Anti-inflammatoires non stéroïdiens (AINS)
Plusieurs études ont montré une association entre consommation d’AINS et risque moindre de maladie d’Alzheimer [
30,
31]. Les AINS pourraient agir par le biais d’une diminution des phénomènes d’inflammation survenant dans la maladie d’Alzheimer, et offrent donc des pistes de prévention intéressantes. Mais, comme pour les œstrogènes, il faut attendre les études de prévention pour conclure.
Les facteurs vasculaires
Si l’association entre facteurs vasculaires et démences de type « vasculaires » - dont un des facteurs de risque majeur est l’hypertension artérielle - est prouvée, celle qui existerait entre facteurs vasculaires et maladie d’Alzheimer est en revanche moins claire. Alors que dans les années 1980, les critères permettant de porter un diagnostic de maladie d’Alzheimer probable excluaient toute pathologie vasculaire, la place des facteurs de risque vasculaires a été récemment à nouveau évoquée dans la survenue d’une maladie d’Alzheimer. L’hypertension artérielle et l’athérosclérose semblent en effet associées à un risque accru de survenue d’une maladie d’Alzheimer [
32], et le traitement de l’hypertension artérielle pourrait entraîner une réduction importante de l’incidence de la maladie [
33]. Le diabète majorerait également d’un facteur 1,9 le risque de survenue d’une maladie d’Alzheimer [
34]. En ce qui concerne la consommation tabagique, les premières études montraient qu’elle avait un effet protecteur sur la survenue d’une démence et/ou d’une maladie d’Alzheimer [
35]. L’explication proposée était alors que la nicotine contenue dans le tabac compensait le déficit cholinergique existant dans la maladie d’Alzheimer, en stimulant les récepteurs cholinergiques nicotiniques.
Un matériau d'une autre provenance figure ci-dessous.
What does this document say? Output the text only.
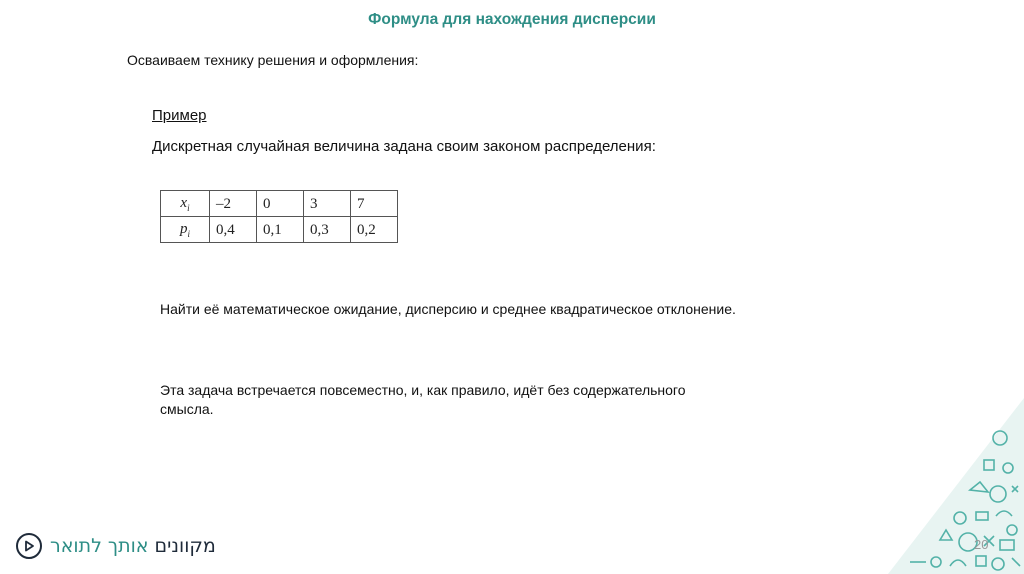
Формула для нахождения дисперсии
Осваиваем технику решения и оформления:
Пример
Дискретная случайная величина задана своим законом распределения:
$x_i$	–2	0	3	7
$p_i$	0,4	0,1	0,3	0,2
Найти её математическое ожидание, дисперсию и среднее квадратическое отклонение.
Эта задача встречается повсеместно, и, как правило, идёт без содержательного смысла.
מקוונים אותך לתואר	20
Ces résultats, obtenus à partir d’études castémoins sujettes à de nombreux biais dans l’analyse des facteurs de risque de démence, n’ont pas été confirmés, bien au contraire, par des études de cohortes prospectives en population [
36]. Des résultats inverses ont été observés, avec un effet néfaste de la consommation tabagique sur la survenue d’une maladie d’Alzheimer (RR = 2,3). Enfin, les données sur une éventuelle corrélation entre les marqueurs biologiques du métabolisme lipidique et le risque de maladie d’Alzheimer sont encore très controversées. Nous avons par exemple observé, dans une étude cas-témoins incluse dans la cohorte Paquid, une relation inverse entre la concentration de cholestérol HDL (
high density lipoprotein) et le risque de démence, avec un risque relatif de 0,1 chez les sujets ayant une concentration d’HDL-C dans le quartile supérieur de la distribution [
37]. Ce résultat est impressionnant, mais doit absolument être confirmé pour être crédible.
En fait, trop peu d’études ont à l’heure actuelle mis clairement en évidence une relation entre facteurs vasculaires et démence ou maladie d’Alzheimer ; cette relation reste donc encore à démontrer avant de pouvoir évaluer l’impact réel des facteurs vasculaires sur la survenue d’une démence.